Since the USA’s parks were defunded, someone has begun tirelessly stitching thirst-trap influencer dudes like Thoren Bradley and Jonathan Kane with Yellowstone park footage, like a rushing waterfall, with a music bed of explicit or sassy such as Kelis’s: ‘My milkshake brings all the boys to the yard’.


Result? Spicy and hilarious TikToks that’ve gained so much attention that all the national parks are piling on. The comments sections are feral. The world is obsessed. Even Yellowstone Park Official is letting them cook and Bradley and Kane have since commented giving full approval and consent.


My point? That any brand can be fresh and unique if it finds the right way to talk about itself. This go-large-or-go-home marketing’s gaining global attention. Even if those viewers aren’t hikers, they’re raising nature awareness and paying for the park via clicks and comments. Win.

“Products are made in a factory but brands are created in the mind”  Walter Landor, US design consultant

Something mapped…

Back in the day, my (Paul’s) Whiteparish-to-Edinburgh university migration was a heroic odyssey in a beaten up canary yellow ‘81 Mini Metro: the A343 to The 303, hitch onto The 34, pass Silverstone, cling to the M1, Scotch Corner handshake, then onto the rollercoaster 68 and into Auld Reekie. All committed to memory via a dog-eared AA Road Atlas with a couple of coffee rings on the cover and questionable navigation notes in biro. Significantly, each quirky personal moniker had meaning and resonance.

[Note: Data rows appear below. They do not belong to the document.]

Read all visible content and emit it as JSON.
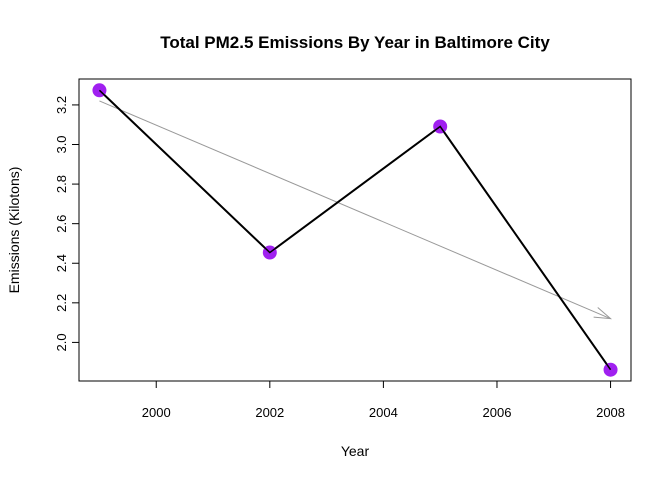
{
  "chart_data": {
    "type": "line",
    "title": "Total PM2.5 Emissions By Year in Baltimore City",
    "xlabel": "Year",
    "ylabel": "Emissions  (Kilotons)",
    "x": [
      1999,
      2002,
      2005,
      2008
    ],
    "series": [
      {
        "values": [
          3.274,
          2.454,
          3.091,
          1.862
        ]
      }
    ],
    "trend_arrow": {
      "from": [
        1999,
        3.22
      ],
      "to": [
        2008,
        2.12
      ]
    },
    "xlim": [
      1998.64,
      2008.36
    ],
    "ylim": [
      1.805,
      3.331
    ],
    "xticks": [
      2000,
      2002,
      2004,
      2006,
      2008
    ],
    "yticks": [
      "2.0",
      "2.2",
      "2.4",
      "2.6",
      "2.8",
      "3.0",
      "3.2"
    ],
    "grid": false,
    "legend": "none",
    "colors": {
      "line": "#000000",
      "marker": "#a020f0",
      "trend": "#999999"
    }
  }
}
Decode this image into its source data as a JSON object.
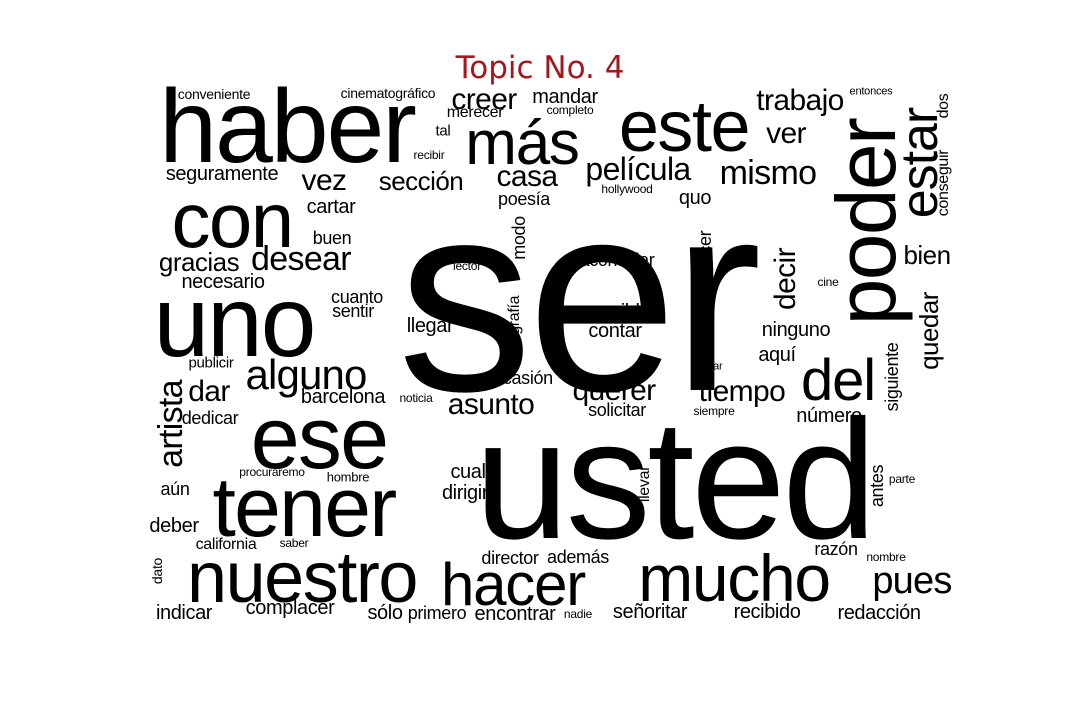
{
  "title": "Topic No. 4",
  "title_color": "#a3171f",
  "word_color": "#000000",
  "words": [
    {
      "text": "ser",
      "weight": 1.0,
      "vertical": false
    },
    {
      "text": "usted",
      "weight": 0.92,
      "vertical": false
    },
    {
      "text": "haber",
      "weight": 0.56,
      "vertical": false
    },
    {
      "text": "uno",
      "weight": 0.54,
      "vertical": false
    },
    {
      "text": "este",
      "weight": 0.43,
      "vertical": false
    },
    {
      "text": "con",
      "weight": 0.47,
      "vertical": false
    },
    {
      "text": "ese",
      "weight": 0.46,
      "vertical": false
    },
    {
      "text": "tener",
      "weight": 0.45,
      "vertical": false
    },
    {
      "text": "nuestro",
      "weight": 0.41,
      "vertical": false
    },
    {
      "text": "mucho",
      "weight": 0.38,
      "vertical": false
    },
    {
      "text": "hacer",
      "weight": 0.35,
      "vertical": false
    },
    {
      "text": "poder",
      "weight": 0.47,
      "vertical": true
    },
    {
      "text": "más",
      "weight": 0.35,
      "vertical": false
    },
    {
      "text": "del",
      "weight": 0.33,
      "vertical": false
    },
    {
      "text": "estar",
      "weight": 0.32,
      "vertical": true
    },
    {
      "text": "alguno",
      "weight": 0.2,
      "vertical": false
    },
    {
      "text": "pues",
      "weight": 0.18,
      "vertical": false
    },
    {
      "text": "artista",
      "weight": 0.18,
      "vertical": true
    },
    {
      "text": "mismo",
      "weight": 0.16,
      "vertical": false
    },
    {
      "text": "película",
      "weight": 0.16,
      "vertical": false
    },
    {
      "text": "desear",
      "weight": 0.16,
      "vertical": false
    },
    {
      "text": "creer",
      "weight": 0.14,
      "vertical": false
    },
    {
      "text": "trabajo",
      "weight": 0.14,
      "vertical": false
    },
    {
      "text": "ver",
      "weight": 0.14,
      "vertical": false
    },
    {
      "text": "vez",
      "weight": 0.14,
      "vertical": false
    },
    {
      "text": "casa",
      "weight": 0.14,
      "vertical": false
    },
    {
      "text": "tiempo",
      "weight": 0.14,
      "vertical": false
    },
    {
      "text": "querer",
      "weight": 0.14,
      "vertical": false
    },
    {
      "text": "asunto",
      "weight": 0.14,
      "vertical": false
    },
    {
      "text": "dar",
      "weight": 0.14,
      "vertical": false
    },
    {
      "text": "decir",
      "weight": 0.14,
      "vertical": true
    },
    {
      "text": "quedar",
      "weight": 0.12,
      "vertical": true
    },
    {
      "text": "gracias",
      "weight": 0.12,
      "vertical": false
    },
    {
      "text": "sección",
      "weight": 0.11,
      "vertical": false
    },
    {
      "text": "bien",
      "weight": 0.11,
      "vertical": false
    },
    {
      "text": "mandar",
      "weight": 0.09,
      "vertical": false
    },
    {
      "text": "seguramente",
      "weight": 0.09,
      "vertical": false
    },
    {
      "text": "cartar",
      "weight": 0.09,
      "vertical": false
    },
    {
      "text": "buen",
      "weight": 0.08,
      "vertical": false
    },
    {
      "text": "necesario",
      "weight": 0.09,
      "vertical": false
    },
    {
      "text": "barcelona",
      "weight": 0.09,
      "vertical": false
    },
    {
      "text": "dedicar",
      "weight": 0.08,
      "vertical": false
    },
    {
      "text": "aún",
      "weight": 0.08,
      "vertical": false
    },
    {
      "text": "deber",
      "weight": 0.09,
      "vertical": false
    },
    {
      "text": "cual",
      "weight": 0.09,
      "vertical": false
    },
    {
      "text": "dirigir",
      "weight": 0.09,
      "vertical": false
    },
    {
      "text": "posible",
      "weight": 0.09,
      "vertical": false
    },
    {
      "text": "contar",
      "weight": 0.09,
      "vertical": false
    },
    {
      "text": "llegar",
      "weight": 0.09,
      "vertical": false
    },
    {
      "text": "aconsejar",
      "weight": 0.08,
      "vertical": false
    },
    {
      "text": "ninguno",
      "weight": 0.09,
      "vertical": false
    },
    {
      "text": "aquí",
      "weight": 0.09,
      "vertical": false
    },
    {
      "text": "número",
      "weight": 0.09,
      "vertical": false
    },
    {
      "text": "solicitar",
      "weight": 0.08,
      "vertical": false
    },
    {
      "text": "poesía",
      "weight": 0.08,
      "vertical": false
    },
    {
      "text": "quo",
      "weight": 0.09,
      "vertical": false
    },
    {
      "text": "modo",
      "weight": 0.08,
      "vertical": true
    },
    {
      "text": "parecer",
      "weight": 0.08,
      "vertical": true
    },
    {
      "text": "cuanto",
      "weight": 0.08,
      "vertical": false
    },
    {
      "text": "sentir",
      "weight": 0.08,
      "vertical": false
    },
    {
      "text": "ocasión",
      "weight": 0.08,
      "vertical": false
    },
    {
      "text": "fotografía",
      "weight": 0.07,
      "vertical": true
    },
    {
      "text": "siguiente",
      "weight": 0.08,
      "vertical": true
    },
    {
      "text": "llevar",
      "weight": 0.08,
      "vertical": true
    },
    {
      "text": "antes",
      "weight": 0.08,
      "vertical": true
    },
    {
      "text": "conseguir",
      "weight": 0.07,
      "vertical": true
    },
    {
      "text": "dos",
      "weight": 0.07,
      "vertical": true
    },
    {
      "text": "california",
      "weight": 0.07,
      "vertical": false
    },
    {
      "text": "director",
      "weight": 0.08,
      "vertical": false
    },
    {
      "text": "además",
      "weight": 0.08,
      "vertical": false
    },
    {
      "text": "razón",
      "weight": 0.08,
      "vertical": false
    },
    {
      "text": "indicar",
      "weight": 0.09,
      "vertical": false
    },
    {
      "text": "complacer",
      "weight": 0.09,
      "vertical": false
    },
    {
      "text": "sólo",
      "weight": 0.09,
      "vertical": false
    },
    {
      "text": "primero",
      "weight": 0.08,
      "vertical": false
    },
    {
      "text": "encontrar",
      "weight": 0.09,
      "vertical": false
    },
    {
      "text": "señoritar",
      "weight": 0.09,
      "vertical": false
    },
    {
      "text": "recibido",
      "weight": 0.09,
      "vertical": false
    },
    {
      "text": "redacción",
      "weight": 0.09,
      "vertical": false
    },
    {
      "text": "conveniente",
      "weight": 0.06,
      "vertical": false
    },
    {
      "text": "cinematográfico",
      "weight": 0.06,
      "vertical": false
    },
    {
      "text": "merecer",
      "weight": 0.07,
      "vertical": false
    },
    {
      "text": "completo",
      "weight": 0.05,
      "vertical": false
    },
    {
      "text": "tal",
      "weight": 0.06,
      "vertical": false
    },
    {
      "text": "recibir",
      "weight": 0.05,
      "vertical": false
    },
    {
      "text": "entonces",
      "weight": 0.05,
      "vertical": false
    },
    {
      "text": "hollywood",
      "weight": 0.05,
      "vertical": false
    },
    {
      "text": "lector",
      "weight": 0.05,
      "vertical": false
    },
    {
      "text": "cine",
      "weight": 0.05,
      "vertical": false
    },
    {
      "text": "publicir",
      "weight": 0.06,
      "vertical": false
    },
    {
      "text": "noticia",
      "weight": 0.05,
      "vertical": false
    },
    {
      "text": "tomar",
      "weight": 0.05,
      "vertical": false
    },
    {
      "text": "siempre",
      "weight": 0.05,
      "vertical": false
    },
    {
      "text": "procuraremo",
      "weight": 0.05,
      "vertical": false
    },
    {
      "text": "hombre",
      "weight": 0.05,
      "vertical": false
    },
    {
      "text": "parte",
      "weight": 0.05,
      "vertical": false
    },
    {
      "text": "saber",
      "weight": 0.05,
      "vertical": false
    },
    {
      "text": "dato",
      "weight": 0.05,
      "vertical": true
    },
    {
      "text": "nombre",
      "weight": 0.05,
      "vertical": false
    },
    {
      "text": "nadie",
      "weight": 0.05,
      "vertical": false
    }
  ]
}
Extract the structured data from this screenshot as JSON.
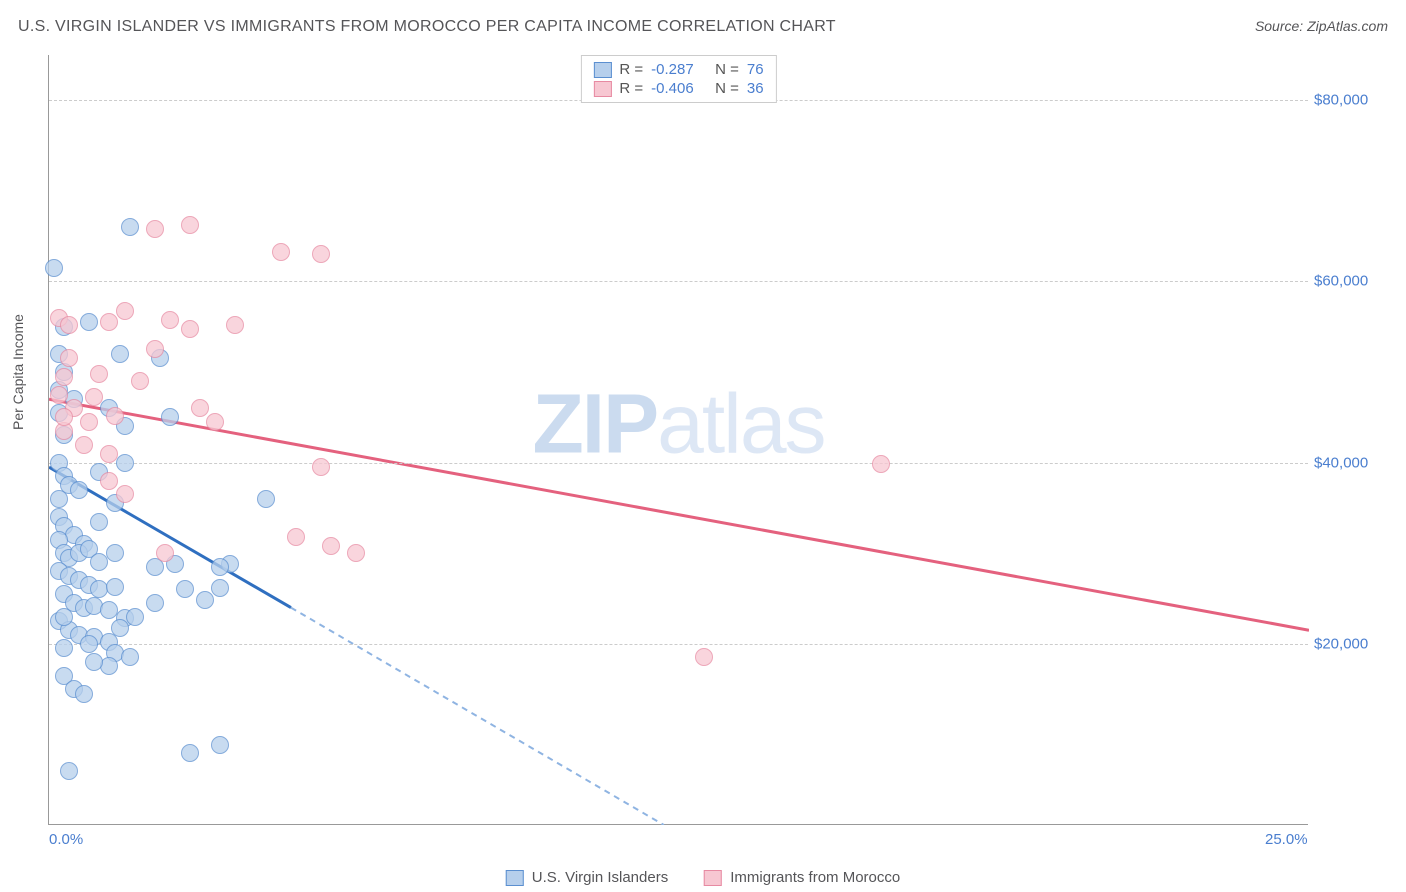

I left Edinburgh years ago, but I can still summon its street names like Hogwarts spells: Clerk Street to Marchmont, Bruntsfield to Pilton. I can mentally walk you from Sneaky Pete’s to the Lord Russell Place chippy via three shortcuts, a cobbled close and the all-night bakery. A must, after a student night out.


And yet, after 20 years in my current town, I couldn’t name a road 300 yards away if my life depended on it. I now navigate locally by vague vibes: ‘left at the tree that looks like a man’; ‘past the angry cat house’.


It’s not just memory - it’s meaning. Edinburgh had narrative, identity and, thank the powers above, late-night chippies. Here, it’s just: where the bins go on Tuesday - or is it Wednesday?


Turns out, brand recall works the same: if the information is not etched in story, it fades into the fog of ‘somewhere near Aldi’.